I’ll never forget when I saw the first glimpse of The Predator. You saw it through his perspective and through his infrared vision, but the moment he picked up that dead scorpion, you saw that alien hand. The threat wasn’t human, but it wasn’t a total monster either. The Predator meticulously stalked his prey and waited for the prefect opportunity to kill them. His strategy was simple: divide and conquer. He killed all of them until the last man standing was Arnold himself. This final confrontation forced Arnold to not rely on a direct assault and use his wits, intelligence, survival skills.
In the beginning of their final battle, Arnold was winning. He used the mud to camouflage himself and his environment to hurt The Predator and even disable his cloaking system. Once the mud was gone, however, Arnold was exposed and he was at The Predator’s mercy. Instead of killing him, however, The Predator removed his mask and revealed his true face. He gave Arnold one last chance to prove that he was a worthy game. That was The Predator’s last mistake. Arnold narrowly defeated him, but rather than die a slow death, The Predator initiated the countdown on his wrist bomb. The creepy laugh came, Arnold escaped the blast radius, and he was rescued by the chopper. However, there was no smile on Arnold’s face as he flew away and no victorious pose. Arnold was just speechless.
How many of Arnold’s foes get the best of him in his movies? The Predator is probably the only one. If that doesn’t make him superior to the other horror movie monsters, then I don’t know what does.
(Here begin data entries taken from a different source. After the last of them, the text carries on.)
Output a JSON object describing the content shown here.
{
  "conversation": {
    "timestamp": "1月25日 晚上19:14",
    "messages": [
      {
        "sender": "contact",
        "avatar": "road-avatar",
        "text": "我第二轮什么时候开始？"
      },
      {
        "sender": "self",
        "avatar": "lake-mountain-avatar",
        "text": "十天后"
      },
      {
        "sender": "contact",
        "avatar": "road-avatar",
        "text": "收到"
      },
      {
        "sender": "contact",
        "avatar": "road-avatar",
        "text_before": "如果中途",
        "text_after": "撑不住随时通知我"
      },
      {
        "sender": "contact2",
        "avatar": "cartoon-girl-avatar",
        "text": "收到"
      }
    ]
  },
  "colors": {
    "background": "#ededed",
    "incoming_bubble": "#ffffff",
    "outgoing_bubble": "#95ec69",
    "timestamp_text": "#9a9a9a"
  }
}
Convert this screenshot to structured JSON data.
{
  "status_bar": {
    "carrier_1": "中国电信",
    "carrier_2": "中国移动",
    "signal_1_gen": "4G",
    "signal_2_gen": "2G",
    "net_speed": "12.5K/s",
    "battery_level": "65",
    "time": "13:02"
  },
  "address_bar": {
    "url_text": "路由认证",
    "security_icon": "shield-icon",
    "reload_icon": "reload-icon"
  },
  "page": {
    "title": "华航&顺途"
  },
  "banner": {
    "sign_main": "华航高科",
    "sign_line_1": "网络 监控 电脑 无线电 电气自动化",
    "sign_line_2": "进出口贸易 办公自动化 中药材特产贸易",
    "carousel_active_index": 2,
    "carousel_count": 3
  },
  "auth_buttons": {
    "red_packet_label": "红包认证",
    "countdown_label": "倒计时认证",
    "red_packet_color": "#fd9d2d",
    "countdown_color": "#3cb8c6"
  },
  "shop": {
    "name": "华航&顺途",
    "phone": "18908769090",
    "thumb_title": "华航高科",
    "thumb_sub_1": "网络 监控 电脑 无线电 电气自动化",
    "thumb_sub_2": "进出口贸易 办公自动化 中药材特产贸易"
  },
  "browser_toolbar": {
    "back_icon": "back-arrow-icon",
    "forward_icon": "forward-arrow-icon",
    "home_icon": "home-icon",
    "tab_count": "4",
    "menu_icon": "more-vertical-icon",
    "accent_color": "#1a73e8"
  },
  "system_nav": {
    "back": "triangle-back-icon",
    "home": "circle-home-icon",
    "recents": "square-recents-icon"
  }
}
But I’m not just giving the movie itself props just for being a fun watch. It’s a fun action movie, but it’s a much better horror film. In fact, it sets a standard for what every horror movie should be today. I’ll admit, I’m not the biggest fan of horror movies. Call me biased, but it’s just not my favorite genre. That’s probably because most of the horror movies that come out today follow the same formula.
A good example is a 2009 horror movie called Paranormal Activity. At the time, it was one of those horror movies that scared everyone. The problem is, a lot of horror movies followed it (not just the sequels) that did the same thing. There was some sort of demonic monster terrorizing a family for no reason and it did it by using jump scares. Jump scares, jump scares, and more jump scares. I won’t lie, there are some jump scares in horror movies that really made me jump. The problem I have with them is that many horror movies rely on the overuse of them and that gets old really fast.
The Predator didn’t use a single jump scare to scare us. It relied entirely on suspense and not showing the monster until the very right moment. The Predator is not a demon, but an alien, but he’s an alien that can think and strategize to kill his prey. What’s scarier than a monster that can actually outthink you? The fact that you actually got to see things through his infrared perspective was something that we never get in other horror movies. We got to see firsthand how The Predator thinks and observes his prey to plan his hunting strategy. If he has time to think, he’s practically unstoppable. If that doesn’t scare you, then you probably haven’t seen the movie.
Seriously, if you’ve never seen The Predator, you’re missing out. In my opinion, it’s a true horror classic that modern horror films should follow. For real, tone it down on the jump scares and remember why suspense is much scarier.